Crab Pulsar’s high-energy beam surprises astronomers

They found emissions at more than 100 gigaelectronvolts – 100 billion times more energetic than visible light.

The Crab Nebula that hosts the pulsar continues to amaze astronomers, despite being one of the most studied objects.

The remnant of a supernova that lit up the skies on Earth in 1054, it has been taken in modern times to be a constant source of light – so constant that telescopes were trained on it for calibrations.

But earlier this year, the Crab was spotted emitting gamma-ray flares that have confounded astronomers.

Within the nebula lies the Crab Pulsar – a tiny, rapidly spinning neutron star that sprays highly energetic electromagnetic rays out at its poles like a lighthouse beam,sacs louis vuitton sweeping past the Earth 30 times a second.

The pulsar’s enormous magnetic field is known to gather up particles and accelerate them – in a process much like particle accelerators here on Earth.

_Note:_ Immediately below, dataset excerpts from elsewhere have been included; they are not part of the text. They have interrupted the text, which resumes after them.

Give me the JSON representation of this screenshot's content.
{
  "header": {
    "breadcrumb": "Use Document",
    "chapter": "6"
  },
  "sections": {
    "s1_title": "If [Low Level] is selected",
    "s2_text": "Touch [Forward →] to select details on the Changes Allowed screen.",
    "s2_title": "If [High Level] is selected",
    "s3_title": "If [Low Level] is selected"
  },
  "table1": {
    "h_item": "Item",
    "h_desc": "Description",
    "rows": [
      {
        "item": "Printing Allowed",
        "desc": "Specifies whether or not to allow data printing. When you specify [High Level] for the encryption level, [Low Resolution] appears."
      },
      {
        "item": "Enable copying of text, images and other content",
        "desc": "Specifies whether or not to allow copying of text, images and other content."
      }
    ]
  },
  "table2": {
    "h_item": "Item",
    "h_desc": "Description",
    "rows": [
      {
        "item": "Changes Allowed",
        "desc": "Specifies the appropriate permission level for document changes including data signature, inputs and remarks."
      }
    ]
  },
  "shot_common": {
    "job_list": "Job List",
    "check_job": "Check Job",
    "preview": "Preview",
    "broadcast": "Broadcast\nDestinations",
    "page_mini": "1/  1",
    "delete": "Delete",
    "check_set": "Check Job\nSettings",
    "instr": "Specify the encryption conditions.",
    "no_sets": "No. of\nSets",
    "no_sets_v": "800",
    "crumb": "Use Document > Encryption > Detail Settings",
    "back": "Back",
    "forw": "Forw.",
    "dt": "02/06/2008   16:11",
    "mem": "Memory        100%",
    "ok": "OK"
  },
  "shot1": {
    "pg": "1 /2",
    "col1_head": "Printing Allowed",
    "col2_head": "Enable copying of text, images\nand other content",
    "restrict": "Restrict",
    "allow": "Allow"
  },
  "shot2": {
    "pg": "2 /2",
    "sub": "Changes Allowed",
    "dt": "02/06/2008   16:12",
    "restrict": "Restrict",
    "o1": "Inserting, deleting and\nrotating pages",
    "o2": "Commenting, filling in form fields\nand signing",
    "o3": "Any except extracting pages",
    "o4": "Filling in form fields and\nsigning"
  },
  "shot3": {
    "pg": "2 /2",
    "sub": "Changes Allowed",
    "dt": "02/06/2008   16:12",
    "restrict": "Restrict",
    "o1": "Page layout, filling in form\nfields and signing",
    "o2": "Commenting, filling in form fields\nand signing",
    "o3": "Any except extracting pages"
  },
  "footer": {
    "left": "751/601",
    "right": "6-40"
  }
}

As those particles move in curved paths, they emit the gamma rays that we can measure.
Models reshaped

The new find complicates the story further, because that more steady beat of pulsar emissions seems to contain higher energies than was ever expected.
Current models of this process put an upper limit on just how energetic the photons will be.

But Nepomuk Otte of the Santa Cruz Institute for Particle Physics in California said that results from the Fermi space telescope suggested the Crab Pulsar might hold a surprise.

Fermi only measures gamma rays up to an energy of 20 gigaelectronvolts (GeV), but there were hints in the data that the pulsar might have more energetic particles that were not being caught.

“If you were more optimistic, and asked yourself ‘is it also possible that with these data there should be more emission above 100 GeV’, the answer was a clear yes… even though the models didn’t expect that,” Dr Otte told the Science podcast.